Due to the excessive casualties on the SAN FRANCISCO, the senior medical officer of the latter asked assistance, and my senior medical officer Lieutenant Commander James G. Neff, (MC), USN, who had struck his head at the time of the first torpedo hit, asked me if I would care to go over. The destroyer O'BANNON a short time later sent over a boat, and I took three of my corpsmen, namely, Theodore D. Merchant, Orrel G. Cecil, and William T. Sims, plus some medical supplies, and proceeded to the SAN FRANCISCO. I was in the Admiral's cabin just donning a mask prior to assisting Lieutenant Commander Lowe to operate on Captain Young of the SAN FRANCISCO, when the JUNEAU was torpedoed the second time at approximately 1101, November 13th. In view of the fact that the Admiral's cabin is located on the port side, and the JUNEAU was on our starboard side when hit, I did not see the actual hit. However the SAN FRANCISCO swung to the starboard side and within 30 seconds of the hit I saw the spot where the JUNEAU had been. The only thing visible was tremendous clouds of grey and black smoke. I could not see any debris in the water but I was at least two to three thousand yards distant.

Later on I questioned men on the SAN FRANCISCO who had been on watch on the starboard side and had witnessed the incident, from the gist of which I gathered that three torpedoes had been fired. The first crossed the SAN FRANCISCO's bow and just missed astern of the JUNEAU. The second appeared to come from beneath the SAN FRANCISCO and its wake was not visible immediately. The third came aft of both ships. It was the second torpedo which struck the JUNEAU on the port side very close to the location of the first torpedo hit in the early morning. It was impossible for the SAN FRANCISCO to inform the JUNEAU of its imminent attack, and if the JUNEAU actually saw the torpedo wake I am of the belief that it was impossible to heel hard starboard because of its broken keel and the possibility of breaking the ship in two.
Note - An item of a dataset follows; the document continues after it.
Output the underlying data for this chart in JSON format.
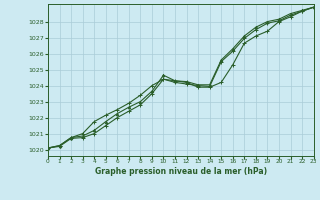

The men told me that the JUNEAU appeared to explode instantaneously and appeared to break in two, both segments of which sunk within 20 seconds. The debris from the explosion flew many feet in the air, one portion of which struck #1 gun of the SAN FRANCISCO, putting it out of commission. The signalman on the bridge of the HELENA was in the process of taking a message from the JUNEAU and had his glasses trained on the signalman on that ship and reports that the signalman was blown at least 30 feet into the air.

2. I wish to state emphatically, that during the operations described above, my shipmates conducted themselves magnificently.